This lessons topic is the View Toolbar: we will look at icons and command buttons in the Bernina Embroidery Software DesignerPlus8.
1) Show Artistic View (T) = Show or hide simulation of stitched embroidery. This is a very useful tool, because it shows how your embroidery as if stitched on your embroidery machine. This helps to see errors, or imperfections in advance, and gives you the opportunity to change before stitching it out.
The (T) behind the heading shows you can use this letter as a shortcut on your keyboard. That means you don’t always have to click on the icon to show or hide the actual view of your embroidery. Don’t use Shift, just click on the small (t) and it will work. Remember to place an embroidery object on your workspace first: the heart of the example is NA556.ART80, from the BERNINA Embroidery Library.
2) Dim artwork = Dim artwork backdrops to show stitches more clearly when digitizing. It can be useful to have the original artwork you’ve used in sight, ‘behind’ your embroidery, but sometimes you want to fade it, when editing an embroidery design.
Seeing only (fill) stitches gives you an idea about directions/angles, but also where the center, the start and finish points are placed. You will get a similar image with the docker ‘Overview Window’. In this case, Show Artistic View is disabled.
If you just want to see the stitches, hide the outlines: the picture above shows stiches with outlines (left) and without outlines (right). Outlines are visible as black lines around objects. They are the first stitches made; the base of an embroidery design. They are stitched with each object.
With the stitches turned off, you can clearly see the outllines of the heart. This one has three (closed object) outlines: one for the shape of the heart (middle of the figure), and two half hearts – a left and right object, which are filled with stitches. Looking at an embroidery design this way makes you understand how it is designed.
Another advantage of looking at your design this way: you can edit it much easier now, using ‘Reshape’ (Transform Toolbar): the reshape nodes and stitch angles, and the start and end points are much more visible without fill stitches.
5) Points (.) = Show or hide the needle points in embroidery stitching. As you can see, I have disabled ‘Show Artistic View’, ‘Show Stitches’ and ‘Show Outlines’ to be able to get a clear view of the needle points. All white dots – more on the outlines and slightly less inside the outlines = fill stitches, are needle penetrations. When I first discovered this function, I was amazed how many times the needle will go through the material. This gives you an idea of the density of your embroidery design. When removing stitches, there will be less needle points, which can be useful when working on a fine stretchy fabric.

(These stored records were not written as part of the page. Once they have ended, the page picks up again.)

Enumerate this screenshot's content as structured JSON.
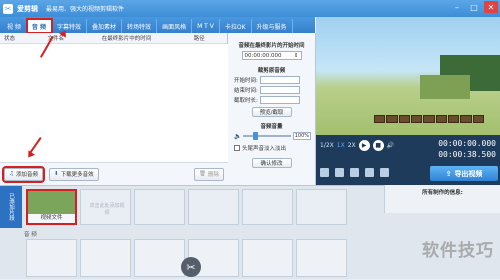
{
  "window": {
    "app_name": "爱剪辑",
    "slogan": "最易用、强大的视频剪辑软件"
  },
  "tabs": [
    "视 频",
    "音 频",
    "字幕特效",
    "叠加素材",
    "转场特效",
    "画面风格",
    "M T V",
    "卡拉OK",
    "升级与服务"
  ],
  "active_tab": "音 频",
  "list_columns": [
    "状态",
    "文件名",
    "在最终影片中的时间",
    "路径"
  ],
  "buttons": {
    "add_audio": "添加音频",
    "download_more": "下载更多音效",
    "delete": "删除"
  },
  "mid_panel": {
    "start_title": "音频在最终影片的开始时间",
    "start_time": "00:00:00.000",
    "clip_title": "裁剪原音频",
    "start_label": "开始时间:",
    "end_label": "结束时间:",
    "duration_label": "截取时长:",
    "pick_button": "预览/截取",
    "volume_title": "音频音量",
    "volume_value": "100%",
    "fade_label": "头尾声音淡入淡出",
    "confirm_button": "确认修改"
  },
  "player": {
    "speeds": [
      "1/2X",
      "1X",
      "2X"
    ],
    "active_speed": "1X",
    "current_time": "00:00:00.000",
    "total_time": "00:00:38.500",
    "export_label": "导出视频"
  },
  "timeline": {
    "side_label": "已添加片段",
    "video_clip_label": "视频文件",
    "hint": "双击此处添加视频",
    "audio_label": "音 频",
    "info_title": "所有制作的信息:"
  },
  "watermark": "软件技巧"
}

The shortcut for this functions is the ‘.’ from your keyboard – easy to remember, when working with needlepoints; the shortcut is also a ‘point’.
Some connectors are jump stitches: loose threads or long stitches that can be cut during or after embroidery (You can choose to ‘always trim’ the jump stitches on your machine). Others are travel runs, which will be covered later by other elements of the design, or – when worked over an open area – can be cut too afterwards. Connecters will be visible either as a dotted or solid line: the first are long connectors (more than 12.1mm), the second are short connectors (2mm). When long connectors are stitched down too, with 7mm lengths, your machine will slow down while moving the hoop to the next needle penetration points.
7) Bitmap (D) = Show or hide any bitmap artwork included in the design: bitmaps are pictures/photos etc. You can also use pictures/photos with other extensions, such as .jpg or .gif, but V8 prefers bitmaps. This icon is used if you want to hide the artwork ‘behind’ your embroidery design completely for the time being. It will NOT be removed (check the first box with docker ‘Color Film’ and you can still see the picture).
Use ‘d’ on your keyboard as a shortcut.
Vector artwork is different from bitmap artwork: an image created in Artwork Canvas/CorelDRAW is a graphic, sometimes called a geometric file. Such a vector graphic is the creation of digital images through a sequence of commands or mathematical statements that place lines and shapes in a given two-dimensional or three-dimensional space. A bitmap image is stored as a series of tiny dots called pixels and not lines and shapes like a vector. Vector images are also more scalable than bitmap images. When a bitmap image is scaled up you begin to see the individual pixels that make up the image. This is most noticeable in the edges of the image.
9) StumpWork = Show or hide any stumpwork sub-designs included in the design. StumpWork is a raised form of embroidery. It is created on one backing fabric and transferred to another ‘ground fabric. V8 allows you to visualize all components of a stumpwork design in a single window, and lets you edit each stumpork piece individually.
If not, right-click on this icon to select the right hoop. You can also use this to choose the right (type of) machine, presser foot, hoop position, and even create hoops when you don’t see yours on the list.
12) Show Hoop Template – Show or hide hoop template: this is the clear plastic template with grid, which can be placed in your actual embroidery hoop. It helps you understand measurements and makes it easy to center designs.
A grid can be helpful for measurements, but sometimes you only want to see your embroidery design. It’s easy to remove it (temporarily) or bring it back. There are multiple options with settings: the grid spacing can be adjusted, you can set a reference point, and choose to show rulers & guides (default) or snap to guides.